Jakarta, SenayanTalks – Penyakit pneumonia atau radang paru-paru masih menjadi ancaman serius bagi kesehatan masyarakat dunia, terutama bagi balita dan lansia yang memiliki daya tahan tubuh lemah. Berdasarkan data Organisasi Kesehatan Dunia (WHO), penyakit infeksi saluran pernapasan bagian bawah ini menyebabkan peradangan dan penumpukan cairan di paru-paru sehingga penderitanya sulit bernapas.
Menyoroti persoalan tersebut, Muhammad Rheza Firmansyah, mahasiswa peserta program Merdeka Belajar Kampus Merdeka (MBKM) di Pusat Riset Sains Data dan Informasi (PRSDI) Badan Riset dan Inovasi Nasional (BRIN), mempresentasikan hasil risetnya berjudul “A Comparison of SAR, SEM and SARMA Models Towards Pneumonia Spread in West Java” pada ajang The International Conference on Informatics, Control, and Intelligent Systems (IC3INA) 2025, yang digelar pada Rabu (15/10).

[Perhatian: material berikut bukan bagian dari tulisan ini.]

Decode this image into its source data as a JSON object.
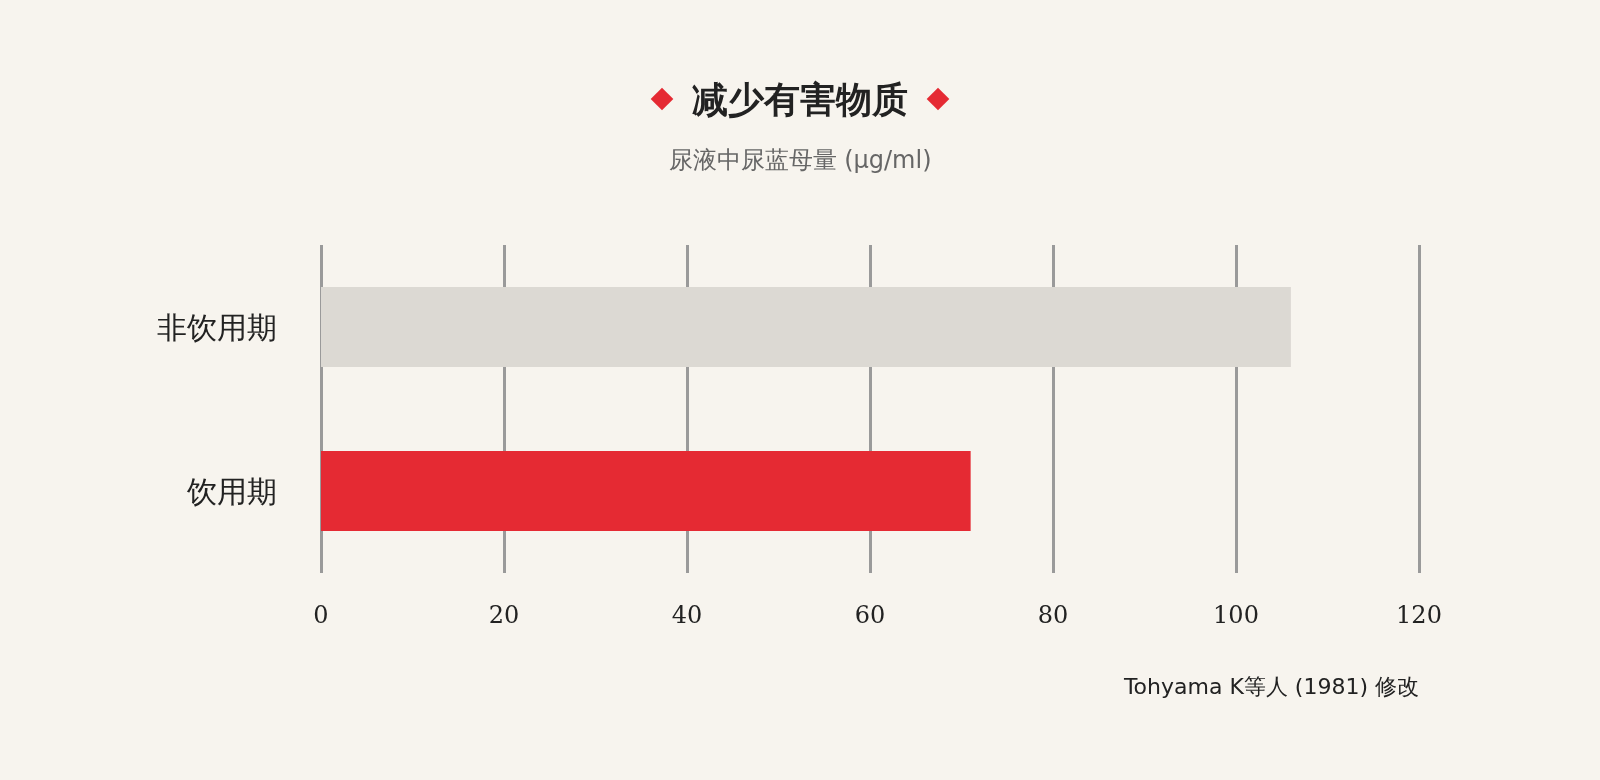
{
  "chart_data": {
    "type": "bar",
    "orientation": "horizontal",
    "title": "减少有害物质",
    "subtitle": "尿液中尿蓝母量 (μg/ml)",
    "categories": [
      "非饮用期",
      "饮用期"
    ],
    "values": [
      106,
      71
    ],
    "colors": [
      "#dcd9d3",
      "#e52a33"
    ],
    "xlim": [
      0,
      120
    ],
    "xticks": [
      0,
      20,
      40,
      60,
      80,
      100,
      120
    ],
    "grid": "x",
    "annotations": [
      "Tohyama K等人 (1981) 修改"
    ]
  }
}
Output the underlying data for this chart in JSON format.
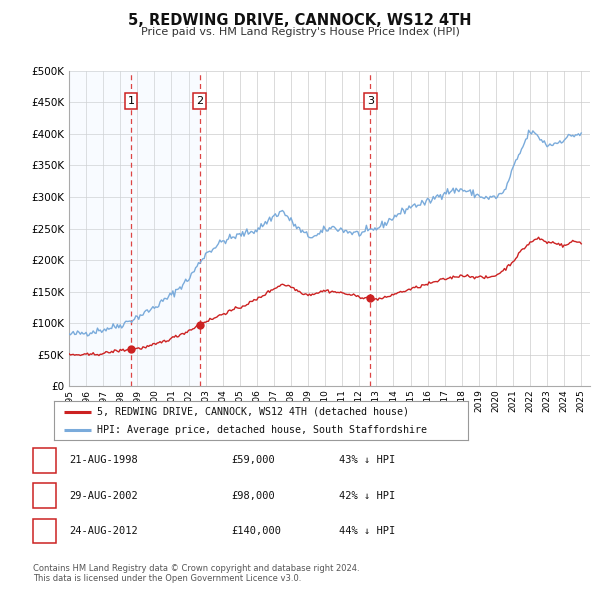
{
  "title": "5, REDWING DRIVE, CANNOCK, WS12 4TH",
  "subtitle": "Price paid vs. HM Land Registry's House Price Index (HPI)",
  "ylim": [
    0,
    500000
  ],
  "yticks": [
    0,
    50000,
    100000,
    150000,
    200000,
    250000,
    300000,
    350000,
    400000,
    450000,
    500000
  ],
  "ytick_labels": [
    "£0",
    "£50K",
    "£100K",
    "£150K",
    "£200K",
    "£250K",
    "£300K",
    "£350K",
    "£400K",
    "£450K",
    "£500K"
  ],
  "xlim_start": 1995.0,
  "xlim_end": 2025.5,
  "xticks": [
    1995,
    1996,
    1997,
    1998,
    1999,
    2000,
    2001,
    2002,
    2003,
    2004,
    2005,
    2006,
    2007,
    2008,
    2009,
    2010,
    2011,
    2012,
    2013,
    2014,
    2015,
    2016,
    2017,
    2018,
    2019,
    2020,
    2021,
    2022,
    2023,
    2024,
    2025
  ],
  "hpi_color": "#7aabdb",
  "price_color": "#cc2222",
  "vline_color": "#dd4444",
  "shade_color": "#ddeeff",
  "transaction_box_color": "#cc2222",
  "transactions": [
    {
      "num": 1,
      "date": "21-AUG-1998",
      "year": 1998.63,
      "price": 59000,
      "pct": "43% ↓ HPI"
    },
    {
      "num": 2,
      "date": "29-AUG-2002",
      "year": 2002.66,
      "price": 98000,
      "pct": "42% ↓ HPI"
    },
    {
      "num": 3,
      "date": "24-AUG-2012",
      "year": 2012.65,
      "price": 140000,
      "pct": "44% ↓ HPI"
    }
  ],
  "legend_line1": "5, REDWING DRIVE, CANNOCK, WS12 4TH (detached house)",
  "legend_line2": "HPI: Average price, detached house, South Staffordshire",
  "footnote1": "Contains HM Land Registry data © Crown copyright and database right 2024.",
  "footnote2": "This data is licensed under the Open Government Licence v3.0.",
  "background_color": "#ffffff",
  "grid_color": "#cccccc",
  "hpi_anchors_years": [
    1995.0,
    1996.0,
    1997.0,
    1998.0,
    1999.0,
    2000.0,
    2001.0,
    2002.0,
    2003.0,
    2004.0,
    2005.0,
    2006.0,
    2007.0,
    2007.5,
    2008.0,
    2008.5,
    2009.0,
    2009.5,
    2010.0,
    2010.5,
    2011.0,
    2011.5,
    2012.0,
    2012.5,
    2013.0,
    2013.5,
    2014.0,
    2015.0,
    2016.0,
    2017.0,
    2018.0,
    2019.0,
    2019.5,
    2020.0,
    2020.5,
    2021.0,
    2021.5,
    2022.0,
    2022.5,
    2023.0,
    2023.5,
    2024.0,
    2024.5,
    2025.0
  ],
  "hpi_anchors_vals": [
    82000,
    85000,
    90000,
    97000,
    110000,
    125000,
    145000,
    170000,
    210000,
    230000,
    240000,
    248000,
    270000,
    278000,
    262000,
    248000,
    238000,
    238000,
    248000,
    252000,
    248000,
    244000,
    242000,
    245000,
    250000,
    258000,
    268000,
    285000,
    292000,
    308000,
    312000,
    302000,
    298000,
    300000,
    308000,
    345000,
    375000,
    405000,
    395000,
    382000,
    385000,
    392000,
    398000,
    400000
  ],
  "price_anchors_years": [
    1995.0,
    1996.0,
    1997.0,
    1997.5,
    1998.0,
    1998.63,
    1999.0,
    1999.5,
    2000.0,
    2001.0,
    2002.0,
    2002.66,
    2003.0,
    2003.5,
    2004.0,
    2005.0,
    2006.0,
    2007.0,
    2007.5,
    2008.0,
    2008.5,
    2009.0,
    2009.5,
    2010.0,
    2010.5,
    2011.0,
    2011.5,
    2012.0,
    2012.65,
    2013.0,
    2013.5,
    2014.0,
    2015.0,
    2016.0,
    2017.0,
    2018.0,
    2019.0,
    2019.5,
    2020.0,
    2020.5,
    2021.0,
    2021.5,
    2022.0,
    2022.5,
    2023.0,
    2023.5,
    2024.0,
    2024.5,
    2025.0
  ],
  "price_anchors_vals": [
    50000,
    50000,
    52000,
    55000,
    57000,
    59000,
    60000,
    62000,
    66000,
    76000,
    88000,
    98000,
    103000,
    108000,
    115000,
    125000,
    138000,
    155000,
    162000,
    158000,
    150000,
    145000,
    148000,
    152000,
    150000,
    148000,
    145000,
    142000,
    140000,
    138000,
    140000,
    146000,
    154000,
    162000,
    170000,
    176000,
    173000,
    172000,
    176000,
    185000,
    198000,
    215000,
    228000,
    235000,
    228000,
    228000,
    222000,
    230000,
    228000
  ]
}
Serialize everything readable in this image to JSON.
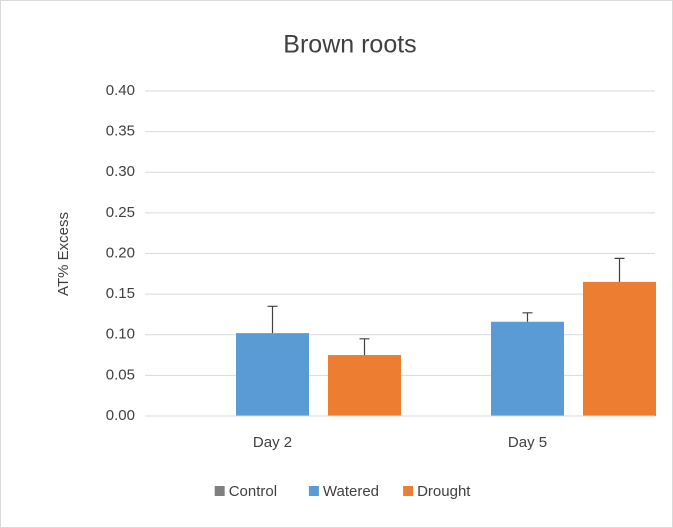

Dalam paparannya, Rheza menjelaskan bahwa penelitian ini dilatarbelakangi oleh ketertarikannya terhadap pemodelan spasial dan temporal untuk memahami pola penyebaran penyakit menular.
“Saya memilih kasus pneumonia karena Jawa Barat memiliki jumlah kasus tertinggi di Indonesia,” ujar Rheza, yang tergabung dalam kelompok riset Information Retrieval di PRSDI BRIN.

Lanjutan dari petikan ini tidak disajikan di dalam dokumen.